Bielorrusia, el país de Alexiévich, fue el más afectado por la radiactividad tras la catástrofe. Los vientos hicieron que el 70% del total de la contaminación recayera en su territorio, cubriendo un tercio de su extensión de micropartículas de metales de todo tipo. Las consecuencias fueron altos índices de cánceres y leucemia, así como malformaciones y enfermedades relacionadas con la radiactividad. Todos datos objetivos que en “Voces de Chernóbil” aparecen en toda su dimensión humana.

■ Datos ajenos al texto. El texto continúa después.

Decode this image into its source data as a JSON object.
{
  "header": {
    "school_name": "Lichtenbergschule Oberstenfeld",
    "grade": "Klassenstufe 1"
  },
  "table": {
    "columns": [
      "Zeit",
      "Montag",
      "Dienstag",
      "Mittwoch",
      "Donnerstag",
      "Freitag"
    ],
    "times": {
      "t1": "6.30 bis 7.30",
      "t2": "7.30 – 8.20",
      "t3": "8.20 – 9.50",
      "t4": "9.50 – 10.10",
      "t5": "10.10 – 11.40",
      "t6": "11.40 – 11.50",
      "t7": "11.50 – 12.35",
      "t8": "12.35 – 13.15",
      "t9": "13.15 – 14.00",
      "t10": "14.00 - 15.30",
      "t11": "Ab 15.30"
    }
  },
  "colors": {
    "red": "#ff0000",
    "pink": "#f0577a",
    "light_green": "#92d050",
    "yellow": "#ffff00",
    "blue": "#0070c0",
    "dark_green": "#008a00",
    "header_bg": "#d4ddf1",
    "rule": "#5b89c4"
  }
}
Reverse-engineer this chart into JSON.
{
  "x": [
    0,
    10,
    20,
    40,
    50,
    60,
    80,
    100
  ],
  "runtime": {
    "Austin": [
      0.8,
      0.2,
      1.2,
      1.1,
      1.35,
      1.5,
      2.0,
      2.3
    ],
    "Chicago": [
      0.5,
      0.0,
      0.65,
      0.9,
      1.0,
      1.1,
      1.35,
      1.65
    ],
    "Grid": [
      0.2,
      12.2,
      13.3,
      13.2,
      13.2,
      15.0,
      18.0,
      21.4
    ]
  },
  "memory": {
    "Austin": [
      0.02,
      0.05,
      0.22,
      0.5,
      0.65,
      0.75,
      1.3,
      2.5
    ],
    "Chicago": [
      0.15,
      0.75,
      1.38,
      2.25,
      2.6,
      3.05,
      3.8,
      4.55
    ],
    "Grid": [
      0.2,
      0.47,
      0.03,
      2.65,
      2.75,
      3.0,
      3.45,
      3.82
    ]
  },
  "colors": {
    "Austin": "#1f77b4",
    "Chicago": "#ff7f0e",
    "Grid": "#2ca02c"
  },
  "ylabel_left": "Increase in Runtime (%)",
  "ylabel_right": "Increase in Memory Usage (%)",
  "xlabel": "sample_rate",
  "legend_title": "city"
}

Sobre el final de su monólogo, la señora Ignatenko cuenta sobre su barrio, a kilómetros de lo que fuera su casa: “Tengo de vecinos a todos los de la central; ocupamos aquí toda una calle. Así la llaman: la calle de Chernóbil. (…) Muchos se mueren. De repente. Sobre la marcha. Va uno por la calle y, de pronto, cae muerto. Se acuesta y ya no despierta. Le lleva unas flores a una enfermera y, de pronto, se le para el corazón. Esta gente se está muriendo, pero nadie les ha preguntado de verdad sobre lo sucedido. Sobre lo que hemos padecido. Lo que hemos visto. La gente no quiere oír hablar de la muerte. De los horrores. Pero yo le he hablado del amor…De cómo he amado”.